Звонкая пощёчина возвращает меня в реальность. Нехотя открываю глаза, передо мной маячит рассвирепевший мститель, я при виде него враз теряю благодушно-расслабленный настрой. Задолбал уже с этими пощёчинами!
— Тебе Ян руку твою в трёх местах сломает, — кое-как выпихиваю слова непослушным языком. — По разу за каждую оплеуху.
— Заткнись! — урод визжит, как недорезаная свинья и замахивается рукой.
— Уже четыре, — я облизываю пересохшие губы. Пить охота — жуть! — Четыре раза. Ни один доктор нормально не соберёт, будешь оставшуюся жизнь криворуким ходить.
Всё ещё безымянный для меня рогоносец истерично грозит мне карами небесными, потом хватает меня за шкирку и волочит на кровать. Вяло отмечаю, что от стула он меня отвязал, но теперь это вряд ли мне поможет — я едва могу шевелить пальцами. Тело непослушное, как чужое. С усилием сжимаю челюсти. Да. Кусаться я пока тоже ещё в состоянии.

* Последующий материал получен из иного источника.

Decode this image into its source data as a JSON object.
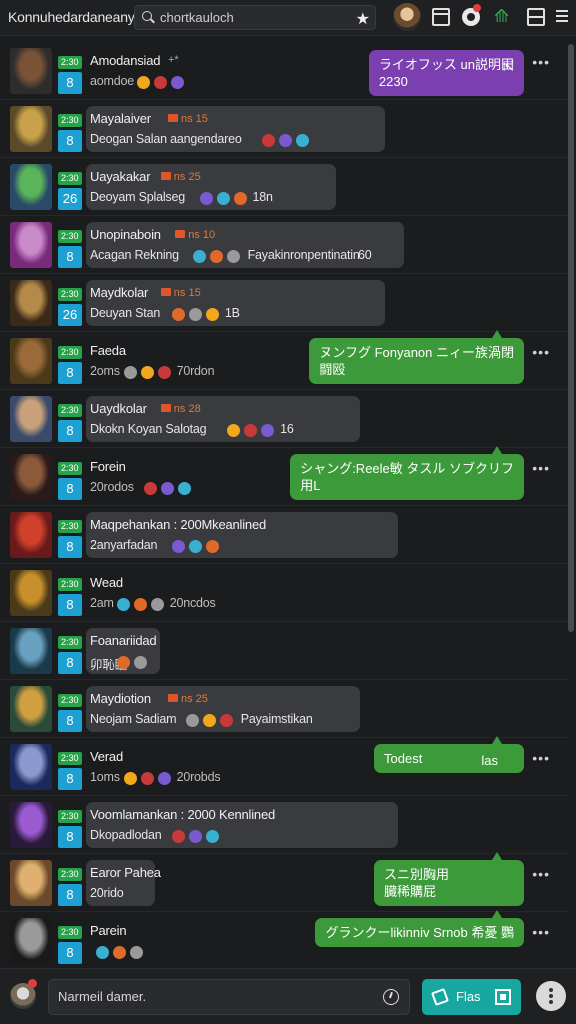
{
  "header": {
    "title": "Konnuhedardaneany",
    "search_value": "chortkauloch",
    "icons": [
      "search-icon",
      "star-icon",
      "calendar-icon",
      "record-icon",
      "tree-icon",
      "layout-icon",
      "menu-icon"
    ]
  },
  "conversations": [
    {
      "name": "Amodansiad",
      "marker": "+*",
      "badge": "2:30",
      "chan": "8",
      "preview": "aomdoe",
      "dim": true,
      "right_bubble": {
        "color": "purple",
        "line1": "ライオフッス un説明田",
        "line2": "2230",
        "icon": "⇱"
      }
    },
    {
      "name": "Mayalaiver",
      "tag": "ns 15",
      "badge": "2:30",
      "chan": "8",
      "preview": "Deogan Salan aangendareo",
      "bubble_w": 385
    },
    {
      "name": "Uayakakar",
      "tag": "ns 25",
      "badge": "2:30",
      "chan": "26",
      "preview": "Deoyam Splalseg",
      "extra": "18n",
      "bubble_w": 336
    },
    {
      "name": "Unopinaboin",
      "tag": "ns 10",
      "badge": "2:30",
      "chan": "8",
      "preview": "Acagan Rekning",
      "extra2": "Fayakinronpentinatin",
      "extra": "60",
      "bubble_w": 404
    },
    {
      "name": "Maydkolar",
      "tag": "ns 15",
      "badge": "2:30",
      "chan": "26",
      "preview": "Deuyan Stan",
      "extra": "1B",
      "bubble_w": 385
    },
    {
      "name": "Faeda",
      "badge": "2:30",
      "chan": "8",
      "preview": "2oms",
      "extra": "70rdon",
      "dim": true,
      "right_bubble": {
        "color": "green",
        "line1": "ヌンフグ Fonyanon ニィー族渦閉",
        "line2": "闘殴"
      }
    },
    {
      "name": "Uaydkolar",
      "tag": "ns 28",
      "badge": "2:30",
      "chan": "8",
      "preview": "Dkokn Koyan Salotag",
      "extra": "16",
      "bubble_w": 360
    },
    {
      "name": "Forein",
      "badge": "2:30",
      "chan": "8",
      "preview": "20rodos",
      "dim": true,
      "right_bubble": {
        "color": "green",
        "line1": "シャング:Reele敏 タスル ソブクリフ",
        "line2": "用L"
      }
    },
    {
      "name": "Maqpehankan : 200Mkeanlined",
      "badge": "2:30",
      "chan": "8",
      "preview": "2anyarfadan",
      "bubble_w": 398
    },
    {
      "name": "Wead",
      "badge": "2:30",
      "chan": "8",
      "preview": "2am",
      "extra": "20ncdos",
      "dim": true
    },
    {
      "name": "Foanariidad",
      "badge": "2:30",
      "chan": "8",
      "preview": "卯恥臨",
      "bubble_w": 160
    },
    {
      "name": "Maydiotion",
      "tag": "ns 25",
      "badge": "2:30",
      "chan": "8",
      "preview": "Neojam Sadiam",
      "extra2": "Payaimstikan",
      "bubble_w": 360
    },
    {
      "name": "Verad",
      "badge": "2:30",
      "chan": "8",
      "preview": "1oms",
      "extra": "20robds",
      "dim": true,
      "right_bubble": {
        "color": "green",
        "line1": "Todest",
        "line2": "",
        "right_text": "las"
      }
    },
    {
      "name": "Voomlamankan : 2000 Kennlined",
      "badge": "2:30",
      "chan": "8",
      "preview": "Dkopadlodan",
      "bubble_w": 398
    },
    {
      "name": "Earor Pahea",
      "badge": "2:30",
      "chan": "8",
      "preview": "20rido",
      "bubble_w": 155,
      "right_bubble": {
        "color": "green",
        "line1": "スニ別胸用",
        "line2": "臓稀購屁"
      }
    },
    {
      "name": "Parein",
      "badge": "2:30",
      "chan": "8",
      "preview": "",
      "right_bubble": {
        "color": "green",
        "line1": "グランクーlikinniv Srnob 希憂 鸚",
        "line2": ""
      }
    }
  ],
  "composer": {
    "placeholder": "Narmeil damer.",
    "send_label": "Flas"
  },
  "colors": {
    "background": "#1b1c1e",
    "accent_teal": "#18a6a0",
    "bubble_green": "#3d9a3a",
    "bubble_purple": "#7b3fb0",
    "badge_green": "#27a14a",
    "badge_blue": "#1da0d2"
  }
}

Кровать жёсткая, неудобная и воняет затхлостью. Маньяк-мститель воняет чем-то кислым вперемешку с алкоголем. С улицы отчётливо воняет кошачьей мочой, стопудово местный Мурзик под окнами отметился. От такого количества вони впору в обморок грохнуться или вытошниться. Лучше бы моё обоняние на время отключилось.
— Готовься, сладкая, сейчас начнется веселье, — зловеще обещает мне мой мучитель и тянется к молнии моих джинсов.